Hal tersebut disampaikan Wakil Wali Kota Bandung, Erwin, saat membuka Workshop Deep Learning yang digelar Pengurus Cabang Persatuan Guru Nahdlatul Ulama (Pergunu) Kota Bandung, di Pendopo Kota Bandung, Sabtu (10/5/2025).
Erwin mengapresiasi Pergunu yang telah menginisiasi kegiatan ini sebagai upaya nyata memperkuat kapasitas guru dalam menghadapi perkembangan teknologi, terutama kecerdasan buatan.
“Hari ini kita tidak hanya bicara soal teknologi, tetapi juga tentang kesiapan sumber daya manusia, terutama guru, untuk menyongsong masa depan,” ungkapnya.

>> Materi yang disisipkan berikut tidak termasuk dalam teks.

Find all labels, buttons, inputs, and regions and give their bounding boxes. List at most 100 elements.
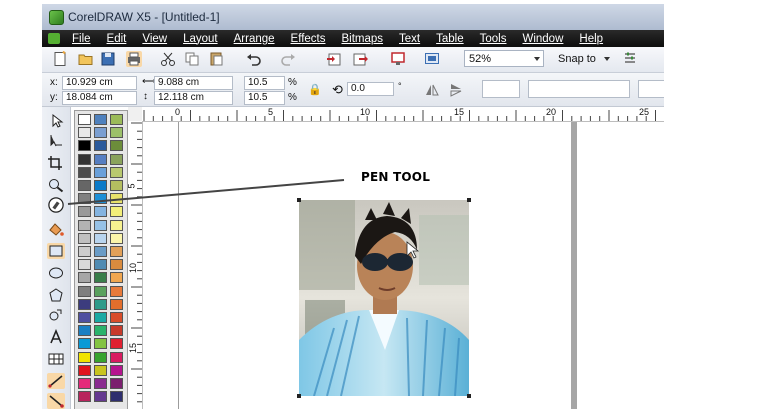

Menurut Erwin, deep learning, AI, dan teknologi digital lainnya bukan lagi sekadar tren, melainkan sudah menjadi bagian dari kehidupan sehari-hari yang menentukan arah pendidikan ke depan. Karena itu, guru dituntut untuk tidak hanya memahami, tetapi juga mampu mengintegrasikan teknologi tersebut ke dalam proses pembelajaran.

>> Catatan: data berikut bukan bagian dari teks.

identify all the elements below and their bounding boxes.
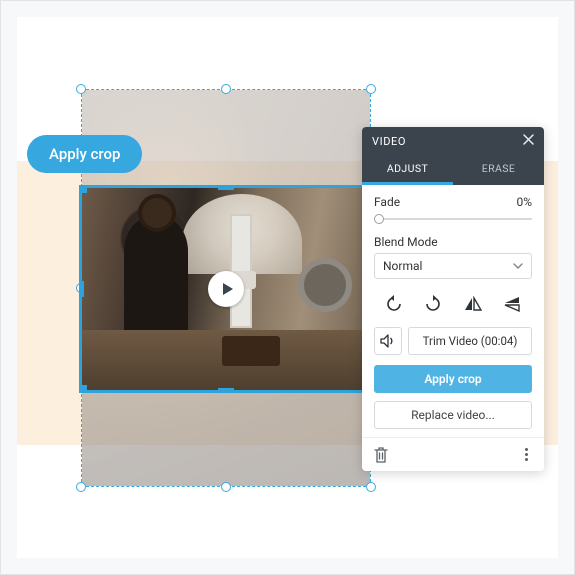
audio-toggle-button[interactable] <box>374 327 402 355</box>
crop-handle-tm[interactable] <box>218 185 234 190</box>
resize-handle-tl[interactable] <box>76 84 86 94</box>
apply-crop-label: Apply crop <box>424 372 481 386</box>
panel-body: Fade 0% Blend Mode Normal <box>362 185 544 437</box>
crop-handle-bl[interactable] <box>79 385 87 393</box>
replace-video-label: Replace video... <box>411 408 495 422</box>
kebab-dot <box>525 448 528 451</box>
tab-erase-label: ERASE <box>482 162 516 175</box>
tooltip-label: Apply crop <box>49 145 120 163</box>
panel-title: VIDEO <box>372 135 406 148</box>
close-button[interactable] <box>523 133 534 149</box>
delete-button[interactable] <box>374 447 388 463</box>
fade-value: 0% <box>516 195 532 209</box>
editor-canvas[interactable]: Apply crop VIDEO ADJUST ERASE Fade 0% <box>17 17 558 558</box>
tab-adjust-label: ADJUST <box>387 162 428 175</box>
slider-thumb[interactable] <box>374 214 384 224</box>
rotate-right-button[interactable] <box>419 291 447 317</box>
tab-erase[interactable]: ERASE <box>453 155 544 185</box>
transform-icon-row <box>374 291 532 317</box>
panel-tabs: ADJUST ERASE <box>362 155 544 185</box>
panel-header: VIDEO <box>362 127 544 155</box>
rotate-left-icon <box>385 295 403 313</box>
slider-track <box>374 218 532 220</box>
chevron-down-icon <box>513 263 523 269</box>
flip-horizontal-button[interactable] <box>459 291 487 317</box>
trim-video-label: Trim Video (00:04) <box>423 334 518 348</box>
replace-video-button[interactable]: Replace video... <box>374 401 532 429</box>
rotate-left-button[interactable] <box>380 291 408 317</box>
fade-label: Fade <box>374 195 400 209</box>
crop-handle-bm[interactable] <box>218 388 234 393</box>
crop-region[interactable] <box>79 185 373 393</box>
flip-vertical-icon <box>503 296 521 312</box>
crop-handle-ml[interactable] <box>79 281 84 297</box>
trim-video-button[interactable]: Trim Video (00:04) <box>408 327 532 355</box>
video-properties-panel: VIDEO ADJUST ERASE Fade 0% Blend Mode <box>362 127 544 471</box>
blend-label: Blend Mode <box>374 235 532 249</box>
apply-crop-tooltip: Apply crop <box>27 135 142 173</box>
tab-adjust[interactable]: ADJUST <box>362 155 453 185</box>
resize-handle-tr[interactable] <box>366 84 376 94</box>
fade-slider[interactable] <box>374 213 532 225</box>
crop-handle-tl[interactable] <box>79 185 87 193</box>
play-icon <box>221 282 235 296</box>
trash-icon <box>374 447 388 463</box>
resize-handle-bm[interactable] <box>221 482 231 492</box>
kebab-dot <box>525 453 528 456</box>
rotate-right-icon <box>424 295 442 313</box>
flip-horizontal-icon <box>464 296 482 312</box>
resize-handle-br[interactable] <box>366 482 376 492</box>
panel-footer <box>362 437 544 471</box>
flip-vertical-button[interactable] <box>498 291 526 317</box>
resize-handle-tm[interactable] <box>221 84 231 94</box>
close-icon <box>523 134 534 145</box>
resize-handle-bl[interactable] <box>76 482 86 492</box>
kebab-dot <box>525 458 528 461</box>
blend-selected: Normal <box>383 259 422 273</box>
speaker-icon <box>380 334 396 348</box>
play-button[interactable] <box>208 271 244 307</box>
apply-crop-button[interactable]: Apply crop <box>374 365 532 393</box>
trim-row: Trim Video (00:04) <box>374 327 532 355</box>
blend-mode-select[interactable]: Normal <box>374 253 532 279</box>
fade-row: Fade 0% <box>374 195 532 209</box>
more-options-button[interactable] <box>521 444 532 465</box>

Workshop bertema “Membangun Kecerdasan Buatan dari Dasar hingga Mahir” ini menjadi wadah penting bagi para pendidik memperkaya kompetensi digital mereka. Namun Erwin juga mengingatkan pentingnya menanamkan nilai-nilai etika, karakter, dan kebangsaan dalam setiap pemanfaatan teknologi.
Pemkot Bandung, lanjut Erwin, berkomitmen penuh mendukung transformasi pendidikan digital ini secara menyeluruh, tidak hanya melalui pelatihan, tetapi juga lewat kolaborasi dengan berbagai pihak.
“Kami membuka ruang selebar-lebarnya untuk kolaborasi dalam pengembangan platform pembelajaran, penyediaan materi pelatihan digital yang kontekstual, serta pemanfaatan AI yang inklusif dan beretika,” tegasnya.
Erwin juga mengajak seluruh elemen masyarakat, mulai dari organisasi profesi guru, lembaga pendidikan, institusi keagamaan, sektor swasta, hingga komunitas teknologi untuk bersama-sama mewujudkan Bandung sebagai kota pendidikan yang modern namun tetap menjunjung nilai-nilai luhur bangsa.
“Sebab, peningkatan kualitas guru akan berdampak langsung pada kualitas generasi penerus kita,” pungkas Erwin.